The research, conducted by a team from MedUni Vienna and University Hospital Vienna, involved 18 patients with BCC who would have required complex surgical interventions, such as flap or skin grafts, due to the size and location of their tumors. Participants received six intralesional injections of T-VEC over 13 weeks before undergoing surgery. The primary endpoint was the proportion of subjects who, after six T-VEC cycles, became resectable with wound closure without needing plastic reconstructive surgery.
Key Findings of the T-VEC Trial
The study demonstrated that 50% of patients achieved tumor size reduction sufficient for direct wound closure, eliminating the need for more complex reconstructive surgery. In a third of the cases, histological examination revealed complete tumor regression, with no viable tumor cells detected. Importantly, no tumors grew during the therapy, and all treated tumors exhibited some level of shrinkage. The overall response rate (ORR) was 55.6%; six patients achieved a complete response (CR), four had a partial response, and eight had stable disease. The average tumor area reduction was 45.4% until surgery.
Principal investigator Christoph Höller, Head of the Skin Tumor Centre at the Department of Dermatology, noted that the treatment was well-tolerated by the patients. Only four patients experienced T-VEC-related adverse events, and no serious adverse events occurred.
Immune Response and Mechanism of Action
In addition to its direct tumor-destroying capabilities, T-VEC was found to enhance immune responses within the tumor microenvironment. Comprehensive analyses revealed a significant increase in CD8+ T cells, CD68+ myeloid cells, and CD20+ B cells, along with a decrease in CD4+ T regulatory (Treg) cells and CD4+ T cells after treatment. This indicates that T-VEC can alter the tumor microenvironment (TME) by activating adaptive and innate immunity.
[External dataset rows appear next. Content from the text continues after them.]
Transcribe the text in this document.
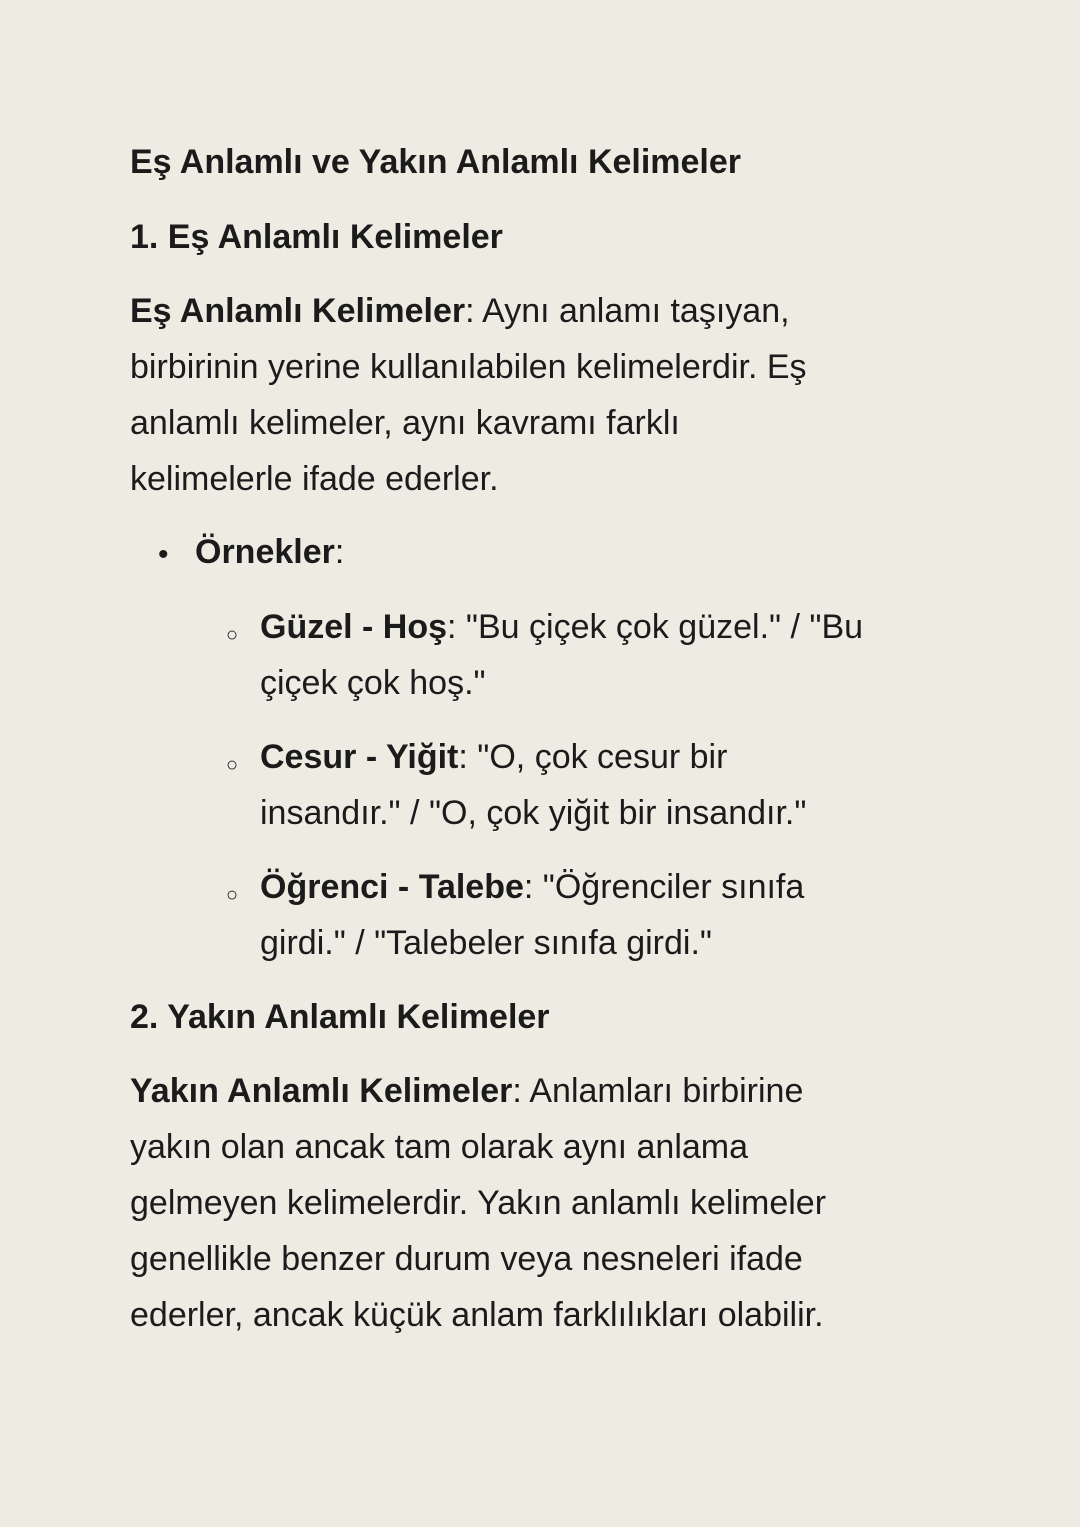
Eş Anlamlı ve Yakın Anlamlı Kelimeler
1. Eş Anlamlı Kelimeler
Eş Anlamlı Kelimeler: Aynı anlamı taşıyan,
birbirinin yerine kullanılabilen kelimelerdir. Eş
anlamlı kelimeler, aynı kavramı farklı
kelimelerle ifade ederler.
• Örnekler:
○ Güzel - Hoş: "Bu çiçek çok güzel." / "Bu
çiçek çok hoş."
○ Cesur - Yiğit: "O, çok cesur bir
insandır." / "O, çok yiğit bir insandır."
○ Öğrenci - Talebe: "Öğrenciler sınıfa
girdi." / "Talebeler sınıfa girdi."
2. Yakın Anlamlı Kelimeler
Yakın Anlamlı Kelimeler: Anlamları birbirine
yakın olan ancak tam olarak aynı anlama
gelmeyen kelimelerdir. Yakın anlamlı kelimeler
genellikle benzer durum veya nesneleri ifade
ederler, ancak küçük anlam farklılıkları olabilir.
Spatial profiling showed a substantial increase in CD8+ T cells, CD68+ myeloid cells, and CD20+ B cells infiltrating the interface of tumor islands post-treatment, with a significant decrease in tumor cell density in patients with a remaining tumor post-treatment. Single-cell RNA-sequencing (scRNA-seq) analysis further revealed distinct populations of myeloid cells post-treatment, with Ficolin 1- and complement C1q C chain-positive macrophages constituting the majority.
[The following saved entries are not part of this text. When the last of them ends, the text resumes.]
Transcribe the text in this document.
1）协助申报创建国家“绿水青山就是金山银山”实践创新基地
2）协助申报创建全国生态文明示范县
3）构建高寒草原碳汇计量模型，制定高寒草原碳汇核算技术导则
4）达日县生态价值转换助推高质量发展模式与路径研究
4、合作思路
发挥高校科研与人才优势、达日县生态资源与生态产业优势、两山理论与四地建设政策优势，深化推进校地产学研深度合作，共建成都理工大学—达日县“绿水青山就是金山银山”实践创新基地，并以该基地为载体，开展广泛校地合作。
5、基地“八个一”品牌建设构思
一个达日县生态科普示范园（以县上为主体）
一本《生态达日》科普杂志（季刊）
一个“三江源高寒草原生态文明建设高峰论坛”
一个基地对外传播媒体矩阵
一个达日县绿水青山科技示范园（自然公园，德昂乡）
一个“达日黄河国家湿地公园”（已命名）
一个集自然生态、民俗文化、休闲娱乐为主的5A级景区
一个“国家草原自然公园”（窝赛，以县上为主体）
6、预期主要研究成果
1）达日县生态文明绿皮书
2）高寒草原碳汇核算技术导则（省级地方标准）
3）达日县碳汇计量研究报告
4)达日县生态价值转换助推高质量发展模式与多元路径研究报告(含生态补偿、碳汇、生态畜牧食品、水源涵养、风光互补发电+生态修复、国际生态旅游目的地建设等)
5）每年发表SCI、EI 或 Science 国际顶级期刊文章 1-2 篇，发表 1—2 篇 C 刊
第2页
Implications for BCC Treatment
These findings suggest that T-VEC holds promise as a neoadjuvant therapy for BCC, particularly in cases where extensive surgery poses risks or could lead to disfiguring outcomes. The ability to reduce tumor size and simplify surgical procedures can significantly improve patient outcomes and quality of life.
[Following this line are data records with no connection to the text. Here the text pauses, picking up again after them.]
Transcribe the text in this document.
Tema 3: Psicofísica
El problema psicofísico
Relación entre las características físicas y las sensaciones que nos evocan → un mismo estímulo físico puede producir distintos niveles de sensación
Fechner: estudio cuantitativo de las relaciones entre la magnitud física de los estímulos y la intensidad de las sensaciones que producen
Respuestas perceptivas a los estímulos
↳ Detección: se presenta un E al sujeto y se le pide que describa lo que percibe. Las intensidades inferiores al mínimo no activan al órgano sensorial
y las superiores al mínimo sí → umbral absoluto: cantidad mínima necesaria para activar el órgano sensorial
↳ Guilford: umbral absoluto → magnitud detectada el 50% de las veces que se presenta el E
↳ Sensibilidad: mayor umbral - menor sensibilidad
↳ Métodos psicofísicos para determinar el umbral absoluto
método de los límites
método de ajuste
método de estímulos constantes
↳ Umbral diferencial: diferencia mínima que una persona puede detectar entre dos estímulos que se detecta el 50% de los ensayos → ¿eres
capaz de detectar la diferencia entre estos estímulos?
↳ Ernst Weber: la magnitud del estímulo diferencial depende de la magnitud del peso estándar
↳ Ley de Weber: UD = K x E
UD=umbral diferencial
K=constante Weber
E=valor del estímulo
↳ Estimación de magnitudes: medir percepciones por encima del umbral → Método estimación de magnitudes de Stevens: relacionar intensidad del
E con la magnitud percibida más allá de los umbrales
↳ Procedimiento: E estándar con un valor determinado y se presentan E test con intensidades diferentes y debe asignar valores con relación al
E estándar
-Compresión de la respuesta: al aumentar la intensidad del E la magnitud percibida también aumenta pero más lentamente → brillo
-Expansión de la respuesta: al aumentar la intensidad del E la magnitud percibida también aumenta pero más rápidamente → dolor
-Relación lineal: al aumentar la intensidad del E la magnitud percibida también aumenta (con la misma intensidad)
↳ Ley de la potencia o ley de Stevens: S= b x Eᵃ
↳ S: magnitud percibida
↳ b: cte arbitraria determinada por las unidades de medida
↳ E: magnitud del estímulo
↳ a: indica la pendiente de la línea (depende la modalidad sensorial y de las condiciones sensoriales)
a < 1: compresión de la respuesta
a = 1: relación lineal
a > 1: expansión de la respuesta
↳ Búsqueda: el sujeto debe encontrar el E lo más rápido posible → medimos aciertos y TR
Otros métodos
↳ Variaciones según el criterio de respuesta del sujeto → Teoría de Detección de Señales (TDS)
"This new treatment option for basal cell carcinoma can not only simplify surgery but also help to avoid disfiguring operations and functional limitations," stated Julia Ressler, First Author, Department of Dermatology.
Future Directions
While the results are encouraging, the researchers emphasize the need for larger studies to confirm the benefits of T-VEC and establish broader clinical applications. Further research will focus on optimizing treatment protocols and identifying patient populations that are most likely to benefit from this novel therapeutic approach.